The crystal structure of diamonds has a significant impact on what cut grade and more specific, polished grade could be achieved. Diamond surfaces are anisotropic, meaning that they have varying degrees of hardness. Some areas (crystal faces) can be cut and polished and others not. Diamond polishers have to know where to cut facets so as to avoid having any facets coinciding with such faces.
The image of a rough diamond below is annotated to show the position of the three possible crystal faces (octahedral -111, dodecahedral -110 and hexahedral or cube faces-100) of a diamond. I am adding the Miller indices for convenience, hence the numbers.
There is a total of 6 cube faces (100), 8 octahedral faces (111) and 12 dodecahedral faces (110). The 111 faces are the hardest, in fact they are near impossible to cut and polish. The next hardest are the 100 faces, followed by the 110 faces. This variance can be proven on the atomic level, which is outside of the scope of this article. Diamond polishers have to know the orientation of the crystal and avoid having facets coincide with the 111 and 100 faces.

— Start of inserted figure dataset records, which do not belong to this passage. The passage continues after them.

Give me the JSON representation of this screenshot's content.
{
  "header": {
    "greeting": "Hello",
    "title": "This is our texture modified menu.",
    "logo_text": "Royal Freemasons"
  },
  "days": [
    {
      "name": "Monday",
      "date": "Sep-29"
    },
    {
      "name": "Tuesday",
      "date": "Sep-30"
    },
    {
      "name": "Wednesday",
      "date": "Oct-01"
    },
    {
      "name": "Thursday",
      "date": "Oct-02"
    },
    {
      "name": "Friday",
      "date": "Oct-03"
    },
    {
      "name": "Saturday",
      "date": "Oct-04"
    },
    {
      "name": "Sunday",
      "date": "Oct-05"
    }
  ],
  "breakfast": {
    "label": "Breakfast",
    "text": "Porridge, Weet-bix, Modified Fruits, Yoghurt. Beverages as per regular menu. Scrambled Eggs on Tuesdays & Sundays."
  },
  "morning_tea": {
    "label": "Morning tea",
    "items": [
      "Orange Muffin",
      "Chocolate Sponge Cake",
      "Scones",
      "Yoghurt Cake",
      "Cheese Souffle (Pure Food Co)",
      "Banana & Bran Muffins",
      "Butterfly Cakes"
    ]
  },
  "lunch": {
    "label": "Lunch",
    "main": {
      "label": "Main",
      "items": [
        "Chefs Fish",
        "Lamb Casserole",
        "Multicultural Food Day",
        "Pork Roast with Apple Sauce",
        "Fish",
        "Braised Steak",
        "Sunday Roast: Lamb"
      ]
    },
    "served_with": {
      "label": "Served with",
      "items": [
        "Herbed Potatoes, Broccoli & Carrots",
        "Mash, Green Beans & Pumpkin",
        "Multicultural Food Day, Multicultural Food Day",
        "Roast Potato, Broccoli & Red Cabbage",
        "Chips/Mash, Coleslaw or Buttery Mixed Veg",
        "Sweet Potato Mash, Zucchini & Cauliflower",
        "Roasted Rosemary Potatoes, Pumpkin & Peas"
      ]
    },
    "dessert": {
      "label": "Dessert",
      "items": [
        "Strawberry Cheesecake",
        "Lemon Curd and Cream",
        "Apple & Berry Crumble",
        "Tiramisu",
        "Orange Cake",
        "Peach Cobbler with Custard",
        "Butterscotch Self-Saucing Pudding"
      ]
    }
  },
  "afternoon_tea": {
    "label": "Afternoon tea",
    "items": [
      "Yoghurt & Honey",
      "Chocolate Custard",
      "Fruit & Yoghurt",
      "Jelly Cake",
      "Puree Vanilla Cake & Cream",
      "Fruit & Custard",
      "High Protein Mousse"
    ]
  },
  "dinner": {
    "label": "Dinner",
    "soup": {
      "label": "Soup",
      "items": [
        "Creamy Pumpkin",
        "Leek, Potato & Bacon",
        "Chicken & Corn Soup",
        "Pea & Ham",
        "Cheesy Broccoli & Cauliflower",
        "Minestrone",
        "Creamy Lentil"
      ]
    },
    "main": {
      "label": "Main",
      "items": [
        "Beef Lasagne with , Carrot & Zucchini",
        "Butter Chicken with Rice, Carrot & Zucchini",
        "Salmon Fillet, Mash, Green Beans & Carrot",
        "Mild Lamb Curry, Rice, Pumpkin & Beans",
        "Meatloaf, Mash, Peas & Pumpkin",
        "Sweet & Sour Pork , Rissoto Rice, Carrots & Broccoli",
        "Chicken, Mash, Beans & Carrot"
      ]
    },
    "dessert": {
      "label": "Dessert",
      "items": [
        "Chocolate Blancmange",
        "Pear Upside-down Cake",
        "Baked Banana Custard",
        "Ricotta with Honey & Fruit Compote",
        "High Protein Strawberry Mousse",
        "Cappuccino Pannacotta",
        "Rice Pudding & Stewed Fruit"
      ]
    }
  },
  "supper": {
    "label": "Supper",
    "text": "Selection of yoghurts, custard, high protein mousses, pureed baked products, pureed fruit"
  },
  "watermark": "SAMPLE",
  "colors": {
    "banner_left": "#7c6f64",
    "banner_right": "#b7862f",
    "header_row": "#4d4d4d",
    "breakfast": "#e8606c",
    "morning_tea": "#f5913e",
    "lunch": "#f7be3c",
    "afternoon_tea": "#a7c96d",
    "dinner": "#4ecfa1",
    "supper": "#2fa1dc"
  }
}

Working on a rough diamond is a piece of cake as the crystal orientation is clearly visible. This is however not the case with polished diamonds. If there are no naturals present on a diamond, it is very difficult to determine the crystal orientation i.e. knowing where the various crystal faces are. This could lead to problems for polishers when re-cutting a diamond. The matter is more complicated when the goal is to achieve triple excellent cut grades, and even more so when tight weight thresholds have to be preserved. This will not allow for slight re-orientation of the diamond.
Then there is the matter of graining and twinning. Twinning is when a part(s) of a diamond’s crystal orientation does not conform to the crystal orientation of the ‘main stone.’ Whenever twinning is present on a facet, the cutting direction of the facet could be diametrically opposite for the twinned portion to that of the main diamond. It is like asking a person in Oklahoma city to travel to New York and Los Angeles at the same time. Polishers have to alternate the polishing direction, which is a time consuming exercise, often with compromised surface finish. This causes the surface to be uneven and worst still to have drag lines coming off the twinning.
Re-cutting diamonds is therefore a highly specialized skill with complicated challenges as mentioned before. Some diamonds for reasons mentioned can never obtain triple excellent for polish. As far as symmetry and cut is concerned, there should be no reasons for not achieving excellent.
Jewelers can look out for possible challenging diamonds by inspecting them for signs of twinning. If there is a twinning line parallel to the girdle on the pavilion side, then it is not much of a problem. If it however runs oblique to the girdle, crossing into the crown or worst still more or less perpendicular to the girdle, then there is potentially a severe polishing problem.